Laura snuggled in closer, her arm reaching for the fork, taking it from Dylan, lips closing over the morsel, her ribs expanding against Mike as she sighed. Eyeing the contact between the two, Dylan just smiled. Cool. Everyone was finally starting to chill.

His grandma’s magic meatballs cured everything.

If not everything, at least they brought them all a little culinary bliss. He tasted a bite. Perfection. A blend of beef, a little veal, some pork, and oregano, basil, pepper, a touch of sugar and some grated parmesan with a tiny bit of mozzarella. Loads of garlic, of course! Juicy and coated in homemade tomato sauce (was there any other kind? If it came in a jar it wasn’t real food), each bite was like stepping into an Italian restaurant in the North End in Boston, red velvet booths and low light and white-shirted waiters shouting in Italian.

“All that’s left is the salad. Give me a few minutes and I’ll have everything out.” He surveyed the countertop. Destroyed. Red sauce everywhere (really? How’d it get on the kitchen ceiling fan blades?), the backsplash a buffet of splotches, every large pot dirty and stacked crooked in the sink, and zero counter space. None.

“I’ll help,” Laura offered, peeling off Mike, who looked disappointed. Good.

“Great!” He handed her a decanter of olive oil and a cheese grinder. “Can you put the parm on the pasta and if it needs more oil, add some?”

“What about me?” Mike asked. “Need anything?”

“Set the table?” Mike nodded and made quick work of it, grabbing plates and shuttling to and fro between dining room and kitchen. It all felt so...domestic.

Until Mike put a dent in it. “Hey, Dyl!” he hissed, nodding to the hallway. Laura was tossing pasta and rotating the cheese grinder handle, sprinkles of parmesan snowing on the bowl of noodles.

“What’s up?” he asked, drying his hands on a towel.

“That whole no lying thing. Should we tell her about the—you know...” Mike made a reluctant face.

“The you know what?”

“The billionaire thing. She doesn’t want lies, and she considers not telling her something major to be a lie.”
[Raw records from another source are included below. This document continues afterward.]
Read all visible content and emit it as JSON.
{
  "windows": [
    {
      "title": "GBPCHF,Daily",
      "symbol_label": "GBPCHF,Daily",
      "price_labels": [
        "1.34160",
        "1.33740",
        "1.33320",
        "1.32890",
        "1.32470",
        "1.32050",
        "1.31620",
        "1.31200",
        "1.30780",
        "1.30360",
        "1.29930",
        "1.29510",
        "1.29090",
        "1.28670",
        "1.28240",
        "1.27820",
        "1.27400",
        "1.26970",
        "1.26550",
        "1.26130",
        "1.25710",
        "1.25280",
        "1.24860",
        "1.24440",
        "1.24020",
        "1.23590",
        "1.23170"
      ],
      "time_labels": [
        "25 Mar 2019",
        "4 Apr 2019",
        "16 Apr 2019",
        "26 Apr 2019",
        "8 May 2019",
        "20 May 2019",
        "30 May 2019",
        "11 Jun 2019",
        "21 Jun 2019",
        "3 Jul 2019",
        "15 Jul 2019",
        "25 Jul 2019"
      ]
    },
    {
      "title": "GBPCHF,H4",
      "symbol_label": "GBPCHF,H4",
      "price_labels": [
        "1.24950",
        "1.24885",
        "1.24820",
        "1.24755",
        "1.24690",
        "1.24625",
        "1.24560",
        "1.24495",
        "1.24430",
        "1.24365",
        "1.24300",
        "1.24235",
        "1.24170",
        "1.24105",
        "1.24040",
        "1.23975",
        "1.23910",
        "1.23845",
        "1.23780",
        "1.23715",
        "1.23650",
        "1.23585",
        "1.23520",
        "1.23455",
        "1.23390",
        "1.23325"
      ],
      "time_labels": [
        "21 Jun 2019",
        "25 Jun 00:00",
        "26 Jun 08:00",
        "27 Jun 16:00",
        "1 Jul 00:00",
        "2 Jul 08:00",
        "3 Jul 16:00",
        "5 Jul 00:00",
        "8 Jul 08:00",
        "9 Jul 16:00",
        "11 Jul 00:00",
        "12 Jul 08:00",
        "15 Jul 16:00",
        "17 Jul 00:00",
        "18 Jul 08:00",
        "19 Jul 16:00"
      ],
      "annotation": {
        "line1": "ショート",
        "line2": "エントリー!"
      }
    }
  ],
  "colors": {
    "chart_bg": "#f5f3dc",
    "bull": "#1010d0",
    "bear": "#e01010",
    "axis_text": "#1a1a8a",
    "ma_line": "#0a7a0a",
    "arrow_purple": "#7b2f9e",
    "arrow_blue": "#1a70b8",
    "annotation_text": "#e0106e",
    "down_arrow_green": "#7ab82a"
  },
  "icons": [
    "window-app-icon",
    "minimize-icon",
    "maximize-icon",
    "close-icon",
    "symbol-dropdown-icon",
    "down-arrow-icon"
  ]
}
Fuck. He hadn’t thought of that. If they kept this from her, eventually it would come out. Would she be angry they didn’t confide in her? Or would she understand why they wanted a little more time? It wasn’t about worrying that she’d become greedy, or view them as sugar daddies, or any of the normal reasons guys with money would hesitate to let a woman know.

They had so much money there wasn’t anything a woman could do to drain it anyhow, short of buying an island or a private jet, and even then—he shuddered, overwhelmed by the realization—it would just put a temporary dent in their cash flow. Jesus Christ. They really were filthy, stinking rich.

Next time, he was buying filet for dinner. Why had he made boring old pasta with meatballs? Sheesh.

“No way, man. Not tonight. It’ll scare her off,” he told Mike. Hell, he hadn’t even wanted poor Laura to have to get into talking about what he and Mike had done before. Anything that reminded her of negative feelings about them was off limits tonight. This dinner was about moving forward, not lingering in the past.